Answer the following questions using Part2_Dataset1.
(1) Estimate a regression model using X to predict Y. Include the regression output and state the simple linear regression equation.
(2) Interpret the meaning of the slope coefficient.
(3) Predict Y when X = 230.
(4) Compute the coefficient of determination and interpret its meaning.
(5) Complete the t test for the slope, following all the necessary steps. Assume a 5% level of significance.
(6) Complete the F test for the slope, following all the necessary steps. Assume a 5% level of significance.
(7) Complete the test for the correlation coefficient, following all the necessary steps.
Assume a 5% level of significance.
(8) Construct a 95% confidence interval estimate of the mean Y when X = 230 for all households in the United Kingdom, and interpret its meaning.
(9) Construct a 95% prediction interval of Y when X = 230 for a household in the United Kingdom, and interpret its meaning.
Part III: Multiple Regression Analysis
The following information was collected for a random sample of 114 countries: inflation, openness as proxied by imports as a percentage of GDP, per capita income, and whether the country was a major oil producer between 1973 and 1990. The variables in the provided dataset (Part3_Dataset1) are:
• inf (Y, average annual inflation in percent from 1973 to 1990)
• open (X1, openness measured as imports as a percentage of GDP from 1973 to 1990)
• pcinc (X2, 1980 per capita income in US dollars)
• oil (X3, coded 1 if major oil producer between 1973 and 1990 and 0 if not major oil producer in that period)
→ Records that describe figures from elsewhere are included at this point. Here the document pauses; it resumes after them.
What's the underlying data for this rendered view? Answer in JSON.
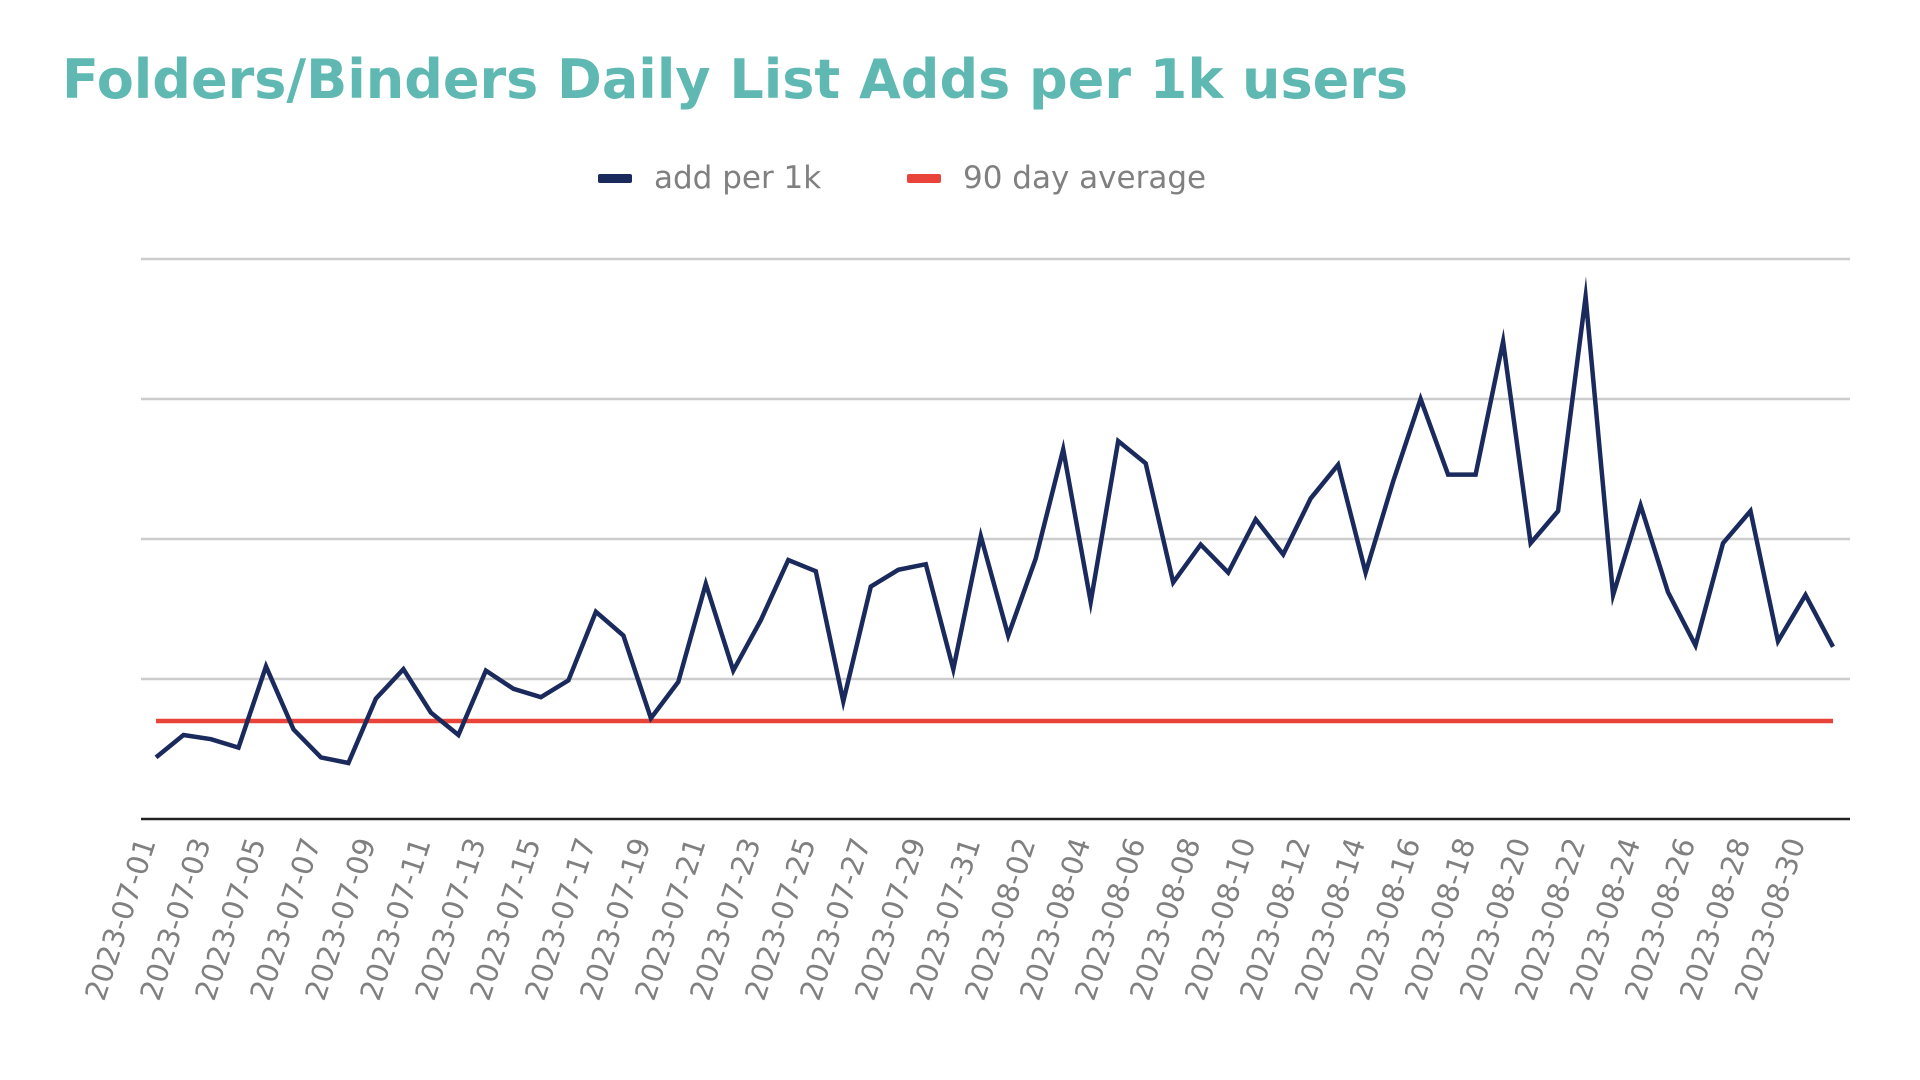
{
  "chart_data": {
    "type": "line",
    "title": "Folders/Binders Daily List Adds per 1k users",
    "xlabel": "",
    "ylabel": "",
    "ylim": [
      0,
      4
    ],
    "grid": true,
    "legend_placement": "top-center",
    "x": [
      "2023-07-01",
      "2023-07-02",
      "2023-07-03",
      "2023-07-04",
      "2023-07-05",
      "2023-07-06",
      "2023-07-07",
      "2023-07-08",
      "2023-07-09",
      "2023-07-10",
      "2023-07-11",
      "2023-07-12",
      "2023-07-13",
      "2023-07-14",
      "2023-07-15",
      "2023-07-16",
      "2023-07-17",
      "2023-07-18",
      "2023-07-19",
      "2023-07-20",
      "2023-07-21",
      "2023-07-22",
      "2023-07-23",
      "2023-07-24",
      "2023-07-25",
      "2023-07-26",
      "2023-07-27",
      "2023-07-28",
      "2023-07-29",
      "2023-07-30",
      "2023-07-31",
      "2023-08-01",
      "2023-08-02",
      "2023-08-03",
      "2023-08-04",
      "2023-08-05",
      "2023-08-06",
      "2023-08-07",
      "2023-08-08",
      "2023-08-09",
      "2023-08-10",
      "2023-08-11",
      "2023-08-12",
      "2023-08-13",
      "2023-08-14",
      "2023-08-15",
      "2023-08-16",
      "2023-08-17",
      "2023-08-18",
      "2023-08-19",
      "2023-08-20",
      "2023-08-21",
      "2023-08-22",
      "2023-08-23",
      "2023-08-24",
      "2023-08-25",
      "2023-08-26",
      "2023-08-27",
      "2023-08-28",
      "2023-08-29",
      "2023-08-30",
      "2023-08-31"
    ],
    "tick_labels": [
      "2023-07-01",
      "2023-07-03",
      "2023-07-05",
      "2023-07-07",
      "2023-07-09",
      "2023-07-11",
      "2023-07-13",
      "2023-07-15",
      "2023-07-17",
      "2023-07-19",
      "2023-07-21",
      "2023-07-23",
      "2023-07-25",
      "2023-07-27",
      "2023-07-29",
      "2023-07-31",
      "2023-08-02",
      "2023-08-04",
      "2023-08-06",
      "2023-08-08",
      "2023-08-10",
      "2023-08-12",
      "2023-08-14",
      "2023-08-16",
      "2023-08-18",
      "2023-08-20",
      "2023-08-22",
      "2023-08-24",
      "2023-08-26",
      "2023-08-28",
      "2023-08-30"
    ],
    "series": [
      {
        "name": "add per 1k",
        "color": "#1b2a5c",
        "values": [
          0.44,
          0.6,
          0.57,
          0.51,
          1.09,
          0.64,
          0.44,
          0.4,
          0.86,
          1.07,
          0.76,
          0.6,
          1.06,
          0.93,
          0.87,
          0.99,
          1.48,
          1.31,
          0.72,
          0.98,
          1.68,
          1.06,
          1.42,
          1.85,
          1.77,
          0.84,
          1.66,
          1.78,
          1.82,
          1.07,
          2.02,
          1.31,
          1.86,
          2.64,
          1.55,
          2.7,
          2.54,
          1.69,
          1.96,
          1.76,
          2.14,
          1.89,
          2.29,
          2.53,
          1.76,
          2.41,
          3.0,
          2.46,
          2.46,
          3.41,
          1.97,
          2.2,
          3.73,
          1.6,
          2.24,
          1.62,
          1.24,
          1.97,
          2.2,
          1.27,
          1.6,
          1.23
        ]
      },
      {
        "name": "90 day average",
        "color": "#e8443a",
        "values": [
          0.7,
          0.7,
          0.7,
          0.7,
          0.7,
          0.7,
          0.7,
          0.7,
          0.7,
          0.7,
          0.7,
          0.7,
          0.7,
          0.7,
          0.7,
          0.7,
          0.7,
          0.7,
          0.7,
          0.7,
          0.7,
          0.7,
          0.7,
          0.7,
          0.7,
          0.7,
          0.7,
          0.7,
          0.7,
          0.7,
          0.7,
          0.7,
          0.7,
          0.7,
          0.7,
          0.7,
          0.7,
          0.7,
          0.7,
          0.7,
          0.7,
          0.7,
          0.7,
          0.7,
          0.7,
          0.7,
          0.7,
          0.7,
          0.7,
          0.7,
          0.7,
          0.7,
          0.7,
          0.7,
          0.7,
          0.7,
          0.7,
          0.7,
          0.7,
          0.7,
          0.7,
          0.7
        ]
      }
    ]
  },
  "colors": {
    "title": "#5fb8b2",
    "gridline": "#cccccc",
    "axis": "#222222",
    "tick_label": "#808080",
    "legend_label": "#808080"
  }
}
The dependent variable for your analysis is inf.
Answer the following questions using Part3_Dataset1.
(1) Estimate a regression model using X1 and X2 to predict Y. Include the regression output and state the multiple linear regression equation.
(2) Interpret the meaning of each of the slope coefficients.
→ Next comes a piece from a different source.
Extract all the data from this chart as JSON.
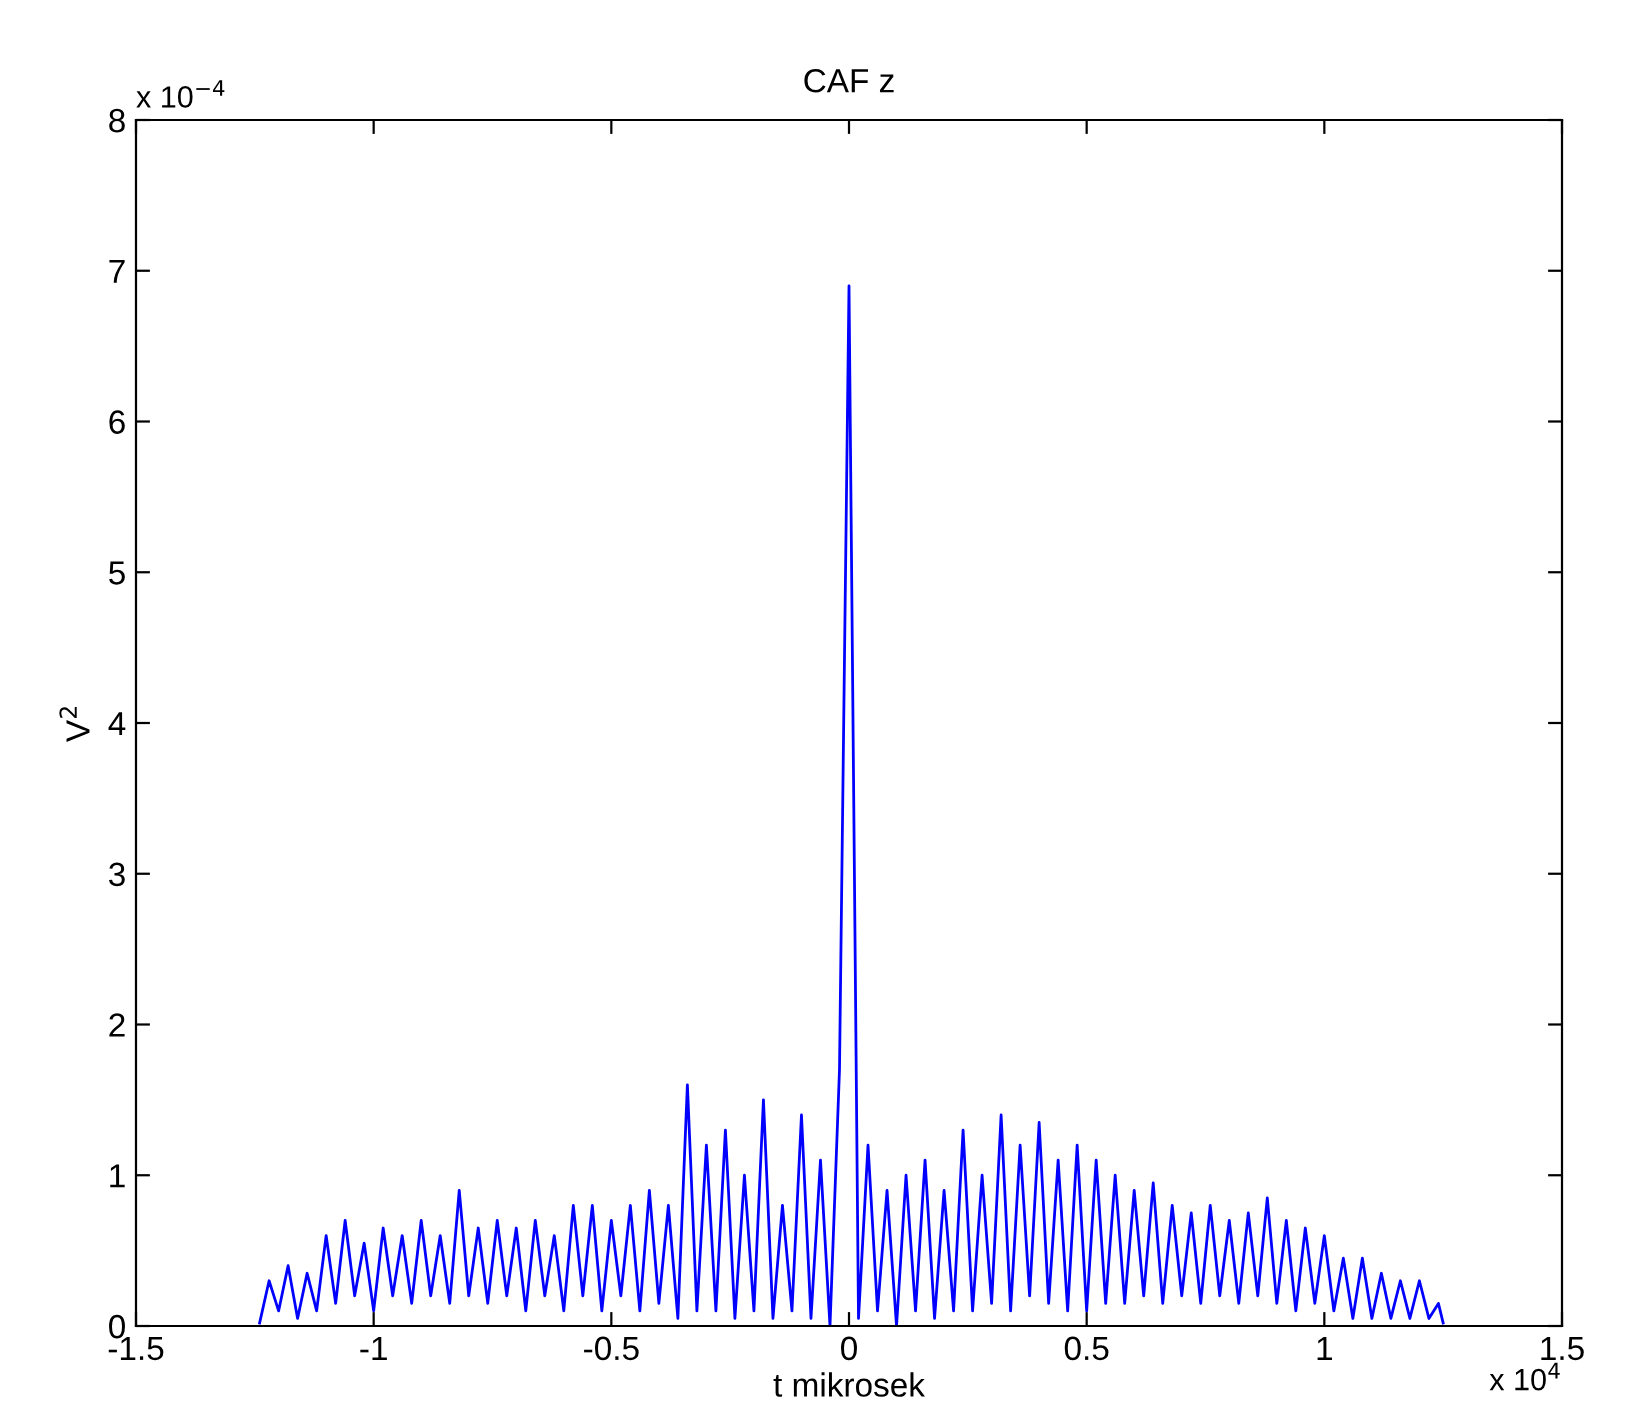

(3) Perform. a residual analysis by analysing the relevant residual plots. Is there any evidence that the regression assumptions have been violated? Explain your answers.
(4) Determine the variance inflation factor (VIF) for each independent variable (X1 and X2) in the model. Is there reason to suspect the existence of collinearity? Explain your answer.
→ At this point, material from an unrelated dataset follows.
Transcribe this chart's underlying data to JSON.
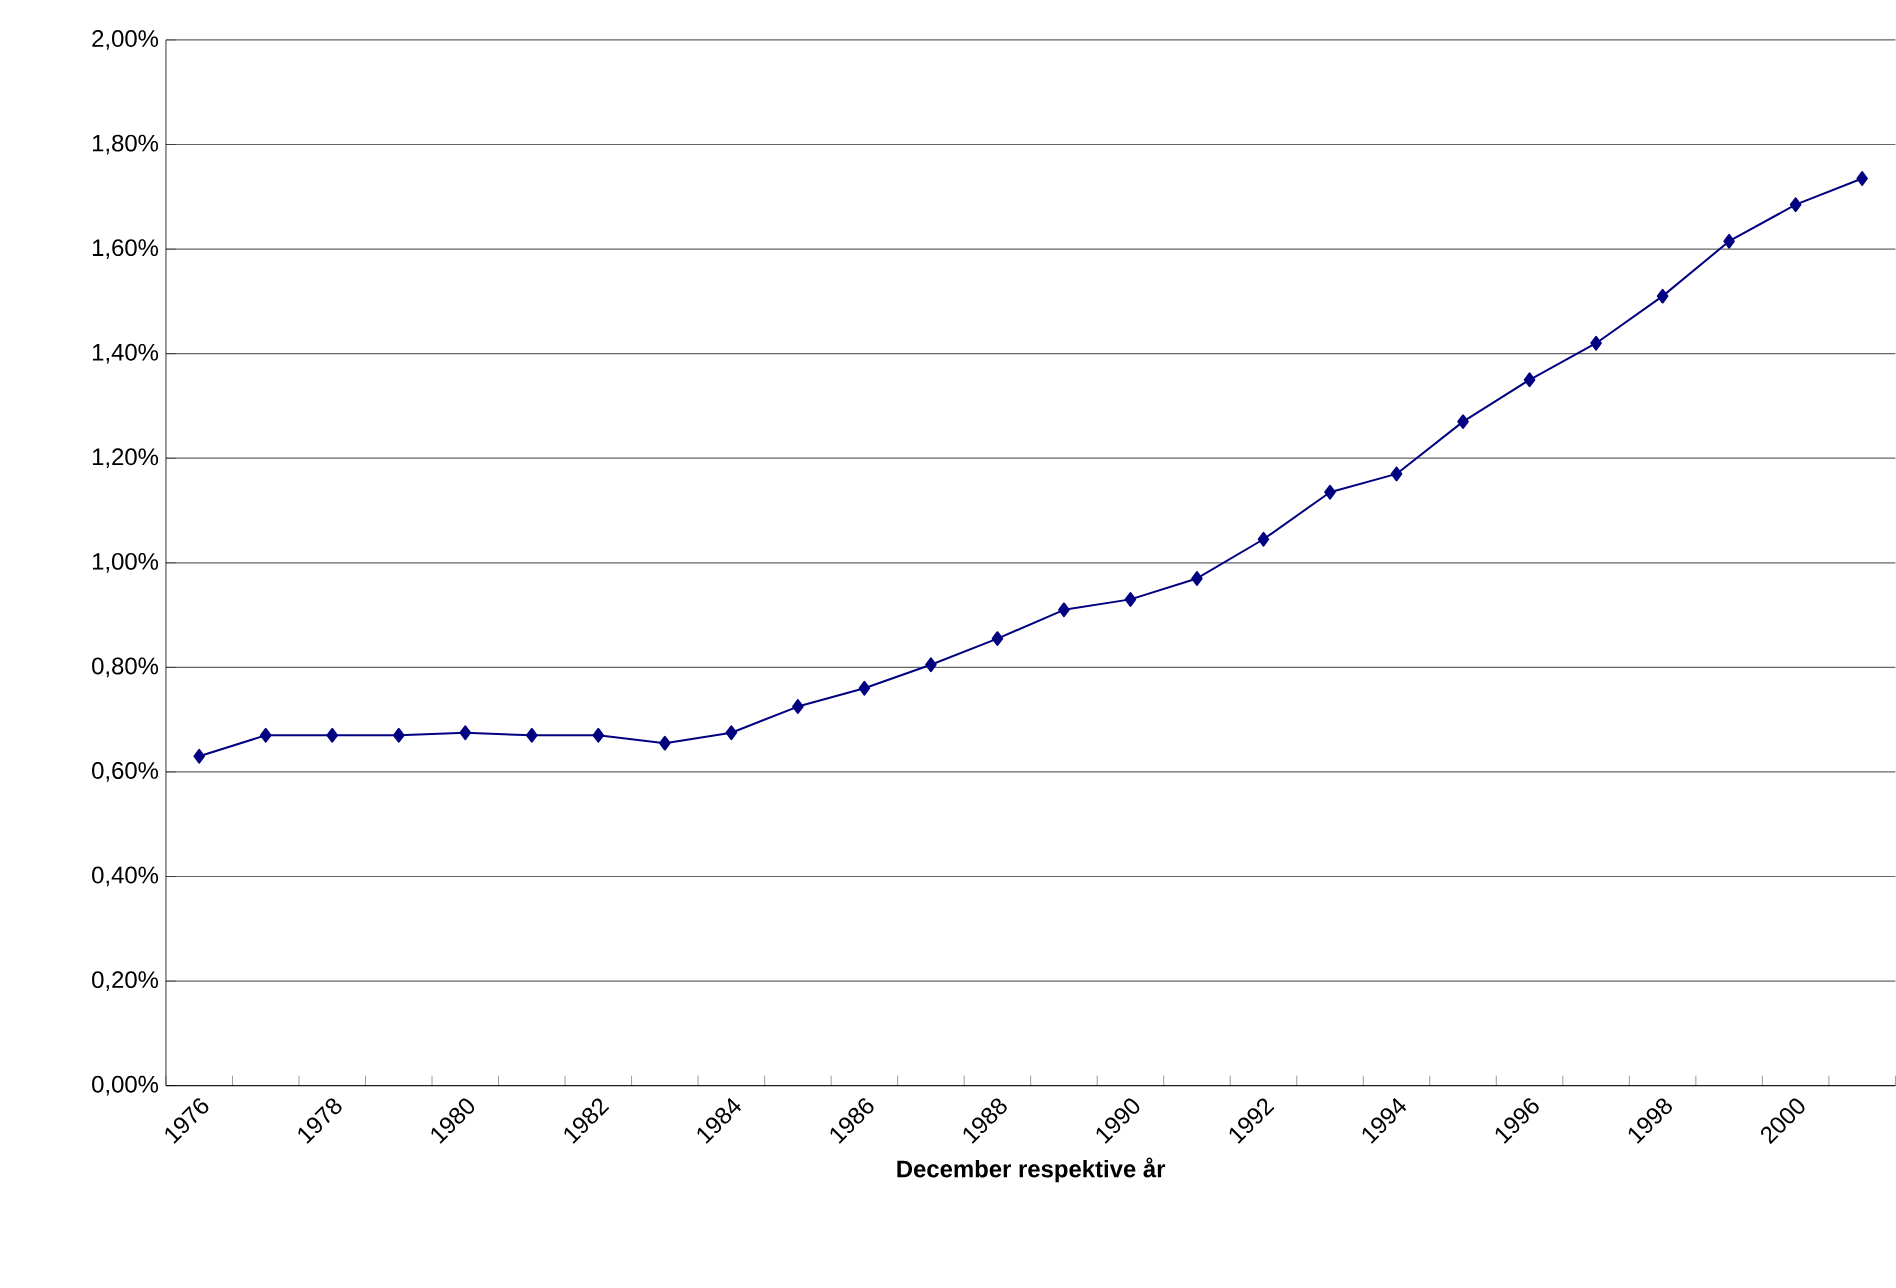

(5) At the 5% level of significance, use t tests to determine whether each independent
variable (X1 and X2) makes a significant contribution to the regression model. Follow all the necessary steps. Based on these results, suggest which independent variables should be included in the model.
(6) Test for the significance of the overall multiple regression model with two
independent variables (X1 and X2) at the 5% level of significance. Follow all the necessary steps.
(7) Compute the coefficients of partial determination of the multiple regression model with two independent variables (X1 and X2) and interpret the meaning of each coefficient of partial determination.
(8) Estimate a regression model using X1, X2 and X3 to predict Y. Include the regression output and state the multiple linear regression equation, the regression equation for major oil-producing countries, the regression equation for countries that are not major oil producers, and interpret the coefficient for X3.
(9) Estimate a regression model using X1, X2, X3, an interaction between X1 and X2, an interaction between X1 and X3, and an interaction between X2 and X3 to predict Y.
Include the regression output and state the multiple linear regression equation.
(10) Test the joint significance of the three interaction terms using a partial F test to
determine if the interaction terms significantly improve the regression model. Assume a 5% level of significance. Follow all the necessary steps. If you reject the null hypothesis, you also need to test the contribution of each interaction term separately (using partial F tests) to determine which interaction terms to include in the model).